Ancestry.com adds DNA genealogy to the mix...dare I peek?

Genealogy site announces plans to add DNA digging to its mix of ancestral-sleuthing tools.

Ancestry.com announced plans on Monday to add DNA digging to its mix of ancestral-sleuthing tools.

And for some, err...specifically me, it may answer an inside family joke as to whether my husband and I are actually distant, distant and, again, I emphasize distant, kissing cousins. We learned on our wedding day, while his mother and my grandmother chatted, that his grandparents and my great-grandparents were from the same small village in Hiroshima, Japan. Hmm, what are the odds?!?

Some things are better left unknown.

For those who are curious about their own genealogy, Ancestry's parent, The Generations Network, is teaming up with Sorenson Genomics to offer DNA genealogy database searches by the end of summer.

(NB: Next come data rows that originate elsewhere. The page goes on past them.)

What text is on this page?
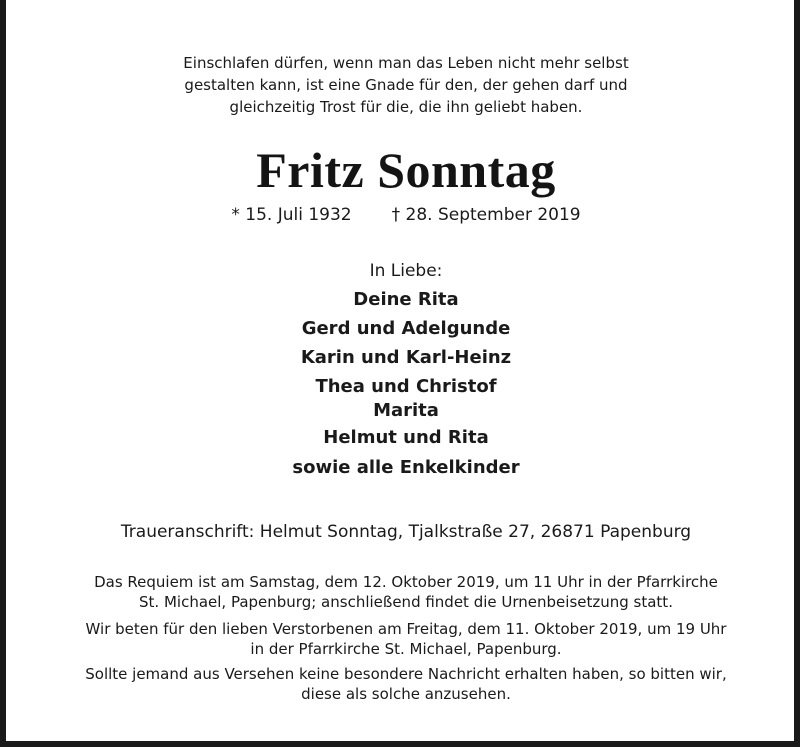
Einschlafen dürfen, wenn man das Leben nicht mehr selbst
gestalten kann, ist eine Gnade für den, der gehen darf und
gleichzeitig Trost für die, die ihn geliebt haben.
Fritz Sonntag
* 15. Juli 1932 † 28. September 2019
In Liebe:
Deine Rita
Gerd und Adelgunde
Karin und Karl-Heinz
Thea und Christof
Marita
Helmut und Rita
sowie alle Enkelkinder
Traueranschrift: Helmut Sonntag, Tjalkstraße 27, 26871 Papenburg
Das Requiem ist am Samstag, dem 12. Oktober 2019, um 11 Uhr in der Pfarrkirche
St. Michael, Papenburg; anschließend findet die Urnenbeisetzung statt.
Wir beten für den lieben Verstorbenen am Freitag, dem 11. Oktober 2019, um 19 Uhr
in der Pfarrkirche St. Michael, Papenburg.
Sollte jemand aus Versehen keine besondere Nachricht erhalten haben, so bitten wir,
diese als solche anzusehen.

With Ancestry's DNA kit, which is set to sell for less than $200, users will swab their cheek with a Q-Tip-like device and mail the results to Sorenson. Within two or three weeks, Sorenson plans to process the swab sample and have the information will entered into the user's database. Users can opt to make their DNA information, online family trees and historical documents accessible to others or keep them private, said Brett Folkman, vice president of strategy and business development at Ancestry.

The DNA test examines the Y chromosome for paternal lineage, as well as the Mitochondrial DNA for the maternal lineage, said Doug Fogg, chief operating officer at Sorenson.

Sorenson, which conducts genetic genealogy testing, has offered a consumer version of its service since 2001, under its Relative Genetics division. The division, however, will cease to exist once the transfer of data is made to Ancestry, which will handle the marketing and database, while Sorenson continues to oversee the lab work.

Although the ability to conduct a home DNA test and get the results with relative ease are tempting, the thought of sitting across the kitchen table with a distant cousin-husband may be little too weird to down with the morning coffee.